L’affaire défraie actuellement la chronique en France. Après avoir obtenu un encart précisant qu’il s’agissait bien d’une « œuvre de fiction », Séverine Servat de Rugy a toutefois renoncé à demander l’interdiction du livre. Un exemple parmi d’autres d’une tendance à la judiciarisation ? Avec la floraison de romans plus ou moins autobiographiques, ou mettant en scène des personnalités connues, les procès pour atteinte à la vie privée se multiplient ces dernières années. En voici cinq exemples.
« Fragments d’une femme perdue »
Le roman de Patrick Poivre d’Arvor paru en 2009 dépeint l’histoire d’amour entre Alexis et Violette. L’héroïne est « ce qu’on appelle une femme fatale : singulièrement belle, vénéneuse, fragile, cruelle, insaisissable », selon le site Babelio, « et ceux qui prennent le risque de l’adorer sont en danger – après avoir été en extase ». Voilà pour la version édulcorée : ladite femme fatale y est également traitée de « pute » ou de « traînée ».
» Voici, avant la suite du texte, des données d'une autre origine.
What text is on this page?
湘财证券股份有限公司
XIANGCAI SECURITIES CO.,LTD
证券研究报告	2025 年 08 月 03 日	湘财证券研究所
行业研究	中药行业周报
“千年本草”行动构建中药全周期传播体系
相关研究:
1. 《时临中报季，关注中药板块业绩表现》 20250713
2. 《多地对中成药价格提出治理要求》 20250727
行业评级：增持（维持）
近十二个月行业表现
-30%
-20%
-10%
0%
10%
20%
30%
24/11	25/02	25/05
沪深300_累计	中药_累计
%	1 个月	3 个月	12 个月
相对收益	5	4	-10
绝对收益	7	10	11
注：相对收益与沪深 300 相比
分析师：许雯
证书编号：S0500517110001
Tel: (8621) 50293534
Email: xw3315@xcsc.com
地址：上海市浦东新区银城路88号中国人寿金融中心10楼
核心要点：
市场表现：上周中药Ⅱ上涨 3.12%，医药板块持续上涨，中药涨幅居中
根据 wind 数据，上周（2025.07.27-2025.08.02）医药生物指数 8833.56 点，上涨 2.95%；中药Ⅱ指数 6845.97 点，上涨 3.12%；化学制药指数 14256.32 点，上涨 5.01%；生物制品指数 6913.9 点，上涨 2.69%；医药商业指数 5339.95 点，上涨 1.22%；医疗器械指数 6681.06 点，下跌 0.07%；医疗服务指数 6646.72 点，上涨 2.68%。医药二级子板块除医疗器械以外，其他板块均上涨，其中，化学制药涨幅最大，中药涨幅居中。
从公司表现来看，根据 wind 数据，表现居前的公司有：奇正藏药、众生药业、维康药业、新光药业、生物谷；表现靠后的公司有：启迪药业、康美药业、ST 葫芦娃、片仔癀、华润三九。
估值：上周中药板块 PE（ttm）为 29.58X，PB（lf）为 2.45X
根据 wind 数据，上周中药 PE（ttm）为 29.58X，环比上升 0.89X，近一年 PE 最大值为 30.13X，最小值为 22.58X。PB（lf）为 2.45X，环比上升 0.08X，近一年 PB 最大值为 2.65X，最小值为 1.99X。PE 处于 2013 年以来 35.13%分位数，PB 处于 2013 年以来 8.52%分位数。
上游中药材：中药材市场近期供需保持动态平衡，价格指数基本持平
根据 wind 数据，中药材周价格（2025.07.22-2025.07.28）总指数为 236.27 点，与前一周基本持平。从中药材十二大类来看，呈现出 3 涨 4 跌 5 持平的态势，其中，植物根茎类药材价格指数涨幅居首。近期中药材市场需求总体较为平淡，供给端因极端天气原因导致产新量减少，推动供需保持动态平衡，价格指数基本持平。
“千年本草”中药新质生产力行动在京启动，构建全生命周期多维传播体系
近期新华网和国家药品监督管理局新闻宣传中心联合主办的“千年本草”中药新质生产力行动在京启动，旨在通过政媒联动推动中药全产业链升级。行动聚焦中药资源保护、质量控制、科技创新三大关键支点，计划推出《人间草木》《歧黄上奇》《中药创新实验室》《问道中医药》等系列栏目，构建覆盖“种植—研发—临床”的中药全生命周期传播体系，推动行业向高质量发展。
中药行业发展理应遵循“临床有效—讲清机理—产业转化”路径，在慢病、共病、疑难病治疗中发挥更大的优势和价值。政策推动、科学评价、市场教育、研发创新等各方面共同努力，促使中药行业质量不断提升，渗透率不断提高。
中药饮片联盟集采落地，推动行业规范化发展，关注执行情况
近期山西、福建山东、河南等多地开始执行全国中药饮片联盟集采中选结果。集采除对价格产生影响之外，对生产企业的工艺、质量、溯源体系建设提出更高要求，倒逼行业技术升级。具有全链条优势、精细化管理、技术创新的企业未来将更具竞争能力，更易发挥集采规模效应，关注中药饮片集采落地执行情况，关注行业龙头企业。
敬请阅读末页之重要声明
L’ancienne compagne de l’ex-présentateur du 20 heures de TF1 n’a pas du tout apprécié cette fiction où elle s’est reconnue trait pour trait. Se sentant doublement pillée, elle porte plainte pour « atteinte à l’intimité de la vie privée », mais aussi pour « contrefaçon ». Il a été jusqu’à reproduire, accuse-t-elle, documents à l’appui, ses lettres d’amour et ses textos.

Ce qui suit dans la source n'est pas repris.